Persistem no entanto grandes déficits no setor cuja superação passa pela consolidação do SUS como sistema universal democrático e integral. Para tanto será necessário:

1. conformar um Sistema Nacional de Saúde com a definição dos papéis dos setores público e privado e das responsabilidades dos gestores federais estaduais e municipais e da rede prestadora de serviço (Lei de Responsabilidade Sanitária);
2. aumentar os recursos públicos para o setor da saúde;
3. priorizar a regulamentação e fiscalização da aplicação da Emenda constitucional29/2000;
4. extinguir a DRU para a saúde.

Ivan Pinheiro (PCB)
Uma Nova Política Social: mais qualidade de vida, mais e melhores direitos.
O desenvolvimento científico e tecnológico, a Educação, a Saúde, a Habitação, a Cultura, os transportes públicos e as demais áreas vitais para o desenvolvimento social devem ter caráter predominantemente estatal, de acesso universal e alta qualidade, com o aumento radical de sua participação nos orçamentos e com a instauração de mecanismos de controle direto pelos trabalhadores.
O Programa do PCB prevê novas metas para o desenvolvimento econômico e social, com destaque para:

1. Garantia da vida, com a caracterização do acesso à saúde pública, gratuita e de qualidade como um direito;
2. Estatização do sistema privado de saúde e expansão da rede pública, com garantia de acesso a todos os níveis;
3. Instituição do programa de saúde da família em todo o país;
4. Elevação dos salários dos profissionais da área e implementação de uma política associada de produção e comercialização de medicamentos a baixo preço;
5. Universalização do acesso ao saneamento básico;
6. Legalização do aborto e fim da criminalização das mulheres que o praticam;
7. Políticas públicas universais que garantam assistência à gestação, ao parto e ao puerpério, assim como os cuidados necessários ao desenvolvimento pleno da criança: creche, escola, lazer, saúde.

José Maria Eymael (PSC)
Assegurar a todos, de forma concreta, o acesso à SAÚDE, através do desenvolvimento e aplicação efetiva do SISTEMA ÚNICO DE SAÚDE PÚBLICA. A Democracia Cristã irá, junto com os setores progressistas da sociedade brasileira, garantir:

1. A ampliação e o aprimoramento do Programa Saúde da Família para promover a educação para a saúde, a adoção de medidas de atuação preventiva e a configuração do programa como principal porta de acesso ao Sistema Único de Saúde;
2. Instituição de programas de atuação preventiva em saúde;
3. Instituição e qualificação dos programas de atenção à mulher, à gestante, à criança, ao índio, ao negro e a outros públicos que demandam cuidados específicos;
4. Instituição de política nacional de combate ao sofrimento psíquico e emocional gerado por atividades laborais;
5. Capacitação dos agentes públicos que dirigem equipamentos de saúde e controle de qualidade de desempenho.
6. Inclusão de educação pré-escolar psicomotora, de saúde, ambiental, física e alimentar no programa Saúde da Família.

José Serra (PSDB)
Podemos e devemos fazer mais pela saúde do nosso povo.
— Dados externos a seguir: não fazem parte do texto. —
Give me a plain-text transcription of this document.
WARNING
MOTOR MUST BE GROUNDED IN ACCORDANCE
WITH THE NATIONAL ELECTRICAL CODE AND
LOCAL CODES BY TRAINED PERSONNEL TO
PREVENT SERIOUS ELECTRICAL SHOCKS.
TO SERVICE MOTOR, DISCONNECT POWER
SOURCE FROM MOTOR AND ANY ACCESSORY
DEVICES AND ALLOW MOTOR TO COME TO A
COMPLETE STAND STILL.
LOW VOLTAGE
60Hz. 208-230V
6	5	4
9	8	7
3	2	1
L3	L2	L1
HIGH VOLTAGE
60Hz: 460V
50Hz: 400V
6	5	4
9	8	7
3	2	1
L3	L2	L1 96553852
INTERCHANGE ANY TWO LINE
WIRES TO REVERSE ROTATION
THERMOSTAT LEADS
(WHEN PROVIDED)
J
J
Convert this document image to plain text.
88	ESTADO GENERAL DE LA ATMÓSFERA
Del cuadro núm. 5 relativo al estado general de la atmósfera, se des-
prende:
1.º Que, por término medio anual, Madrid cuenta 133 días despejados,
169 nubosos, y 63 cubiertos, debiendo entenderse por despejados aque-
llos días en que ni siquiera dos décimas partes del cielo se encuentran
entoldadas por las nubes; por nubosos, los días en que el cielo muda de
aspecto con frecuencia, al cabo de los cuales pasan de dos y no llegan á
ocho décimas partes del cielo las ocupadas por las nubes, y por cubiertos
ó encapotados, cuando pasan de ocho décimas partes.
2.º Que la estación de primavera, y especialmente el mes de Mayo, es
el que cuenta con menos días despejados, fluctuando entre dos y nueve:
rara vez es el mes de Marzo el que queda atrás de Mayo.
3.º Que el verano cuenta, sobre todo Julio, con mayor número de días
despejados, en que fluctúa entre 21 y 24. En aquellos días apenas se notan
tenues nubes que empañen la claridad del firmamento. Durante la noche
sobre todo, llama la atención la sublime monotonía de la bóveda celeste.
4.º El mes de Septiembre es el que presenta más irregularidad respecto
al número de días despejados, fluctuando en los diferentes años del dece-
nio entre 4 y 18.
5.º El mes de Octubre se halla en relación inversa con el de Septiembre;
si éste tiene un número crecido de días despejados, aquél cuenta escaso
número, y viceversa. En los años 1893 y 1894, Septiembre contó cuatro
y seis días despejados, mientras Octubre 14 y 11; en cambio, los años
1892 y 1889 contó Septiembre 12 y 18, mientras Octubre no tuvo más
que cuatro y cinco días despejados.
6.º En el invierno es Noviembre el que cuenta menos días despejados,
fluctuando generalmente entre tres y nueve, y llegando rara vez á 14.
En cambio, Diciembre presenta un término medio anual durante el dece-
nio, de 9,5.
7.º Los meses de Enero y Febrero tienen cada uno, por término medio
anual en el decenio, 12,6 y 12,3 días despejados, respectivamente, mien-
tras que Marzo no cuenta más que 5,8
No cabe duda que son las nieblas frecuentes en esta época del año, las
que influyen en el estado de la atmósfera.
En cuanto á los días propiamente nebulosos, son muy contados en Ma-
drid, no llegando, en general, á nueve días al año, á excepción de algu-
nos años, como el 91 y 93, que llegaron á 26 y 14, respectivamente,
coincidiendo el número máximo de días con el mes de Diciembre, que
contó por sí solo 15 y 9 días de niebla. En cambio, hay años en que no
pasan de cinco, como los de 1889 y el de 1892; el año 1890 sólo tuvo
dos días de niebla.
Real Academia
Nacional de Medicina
O SUS foi um filho da Constituinte que nós consolidamos no governo passado, fortalecendo a integração entre União, Estados e Municípios; carreando mais recursos para o setor; reduzindo custos de medicamentos; enfrentando com sucesso a barreira das patentes, no Brasil e na Organização Mundial do Comércio; ampliando o sistema de atenção básica e o Programa Saúde da Família em todo o Brasil; prestigiando o setor filantrópico sério, com quem fizemos grandes parcerias, dos hospitais até a prevenção e promoção da Saúde, como a Pastoral da Criança; fazendo a melhor campanha contra a AIDS do mundo em desenvolvimento; organizando os mutirões; fazendo mais vacinações; ampliando a assistência às pessoas com deficiência; cerceando o abuso do incentivo ao cigarro e ao tabaco em geral.
Qual pai ou mãe de família não se sente ameaçado pela violência, pelo tráfico e pela difusão do uso das drogas? As drogas são hoje uma praga nacional. E aqui também o Governo tem de investir em clínicas e programas de recuperação para quem precisa e não pode ser tolerante com traficantes da morte. Mais ainda se o narcotráfico se esconde atrás da ideologia ou da política. Os jovens são as grandes vítimas. Por isso mesmo, ações preventivas, educativas, repressivas e de assistência precisam ser combinadas com a expansão da qualificação profissional e a oferta de empregos.
Precisamos tratar com mais seriedade a preservação do meio-ambiente e o desenvolvimento sustentável. É dever urgente dar a todos os brasileiros saneamento básico, que também é meio ambiente. Água encanada de boa qualidade, esgoto coletado e tratado não são luxo. São essenciais. São Saúde. São cidadania. A economia verde é, ao contrário do que pensam alguns, uma possibilidade promissora para o Brasil.
A maioria dos brasileiros quer se ver livre do tráfico de drogas, que fomenta o crime, destrói o futuro de jovens e de suas famílias. Quer a recuperação dos dependentes químicos. Eu também quero.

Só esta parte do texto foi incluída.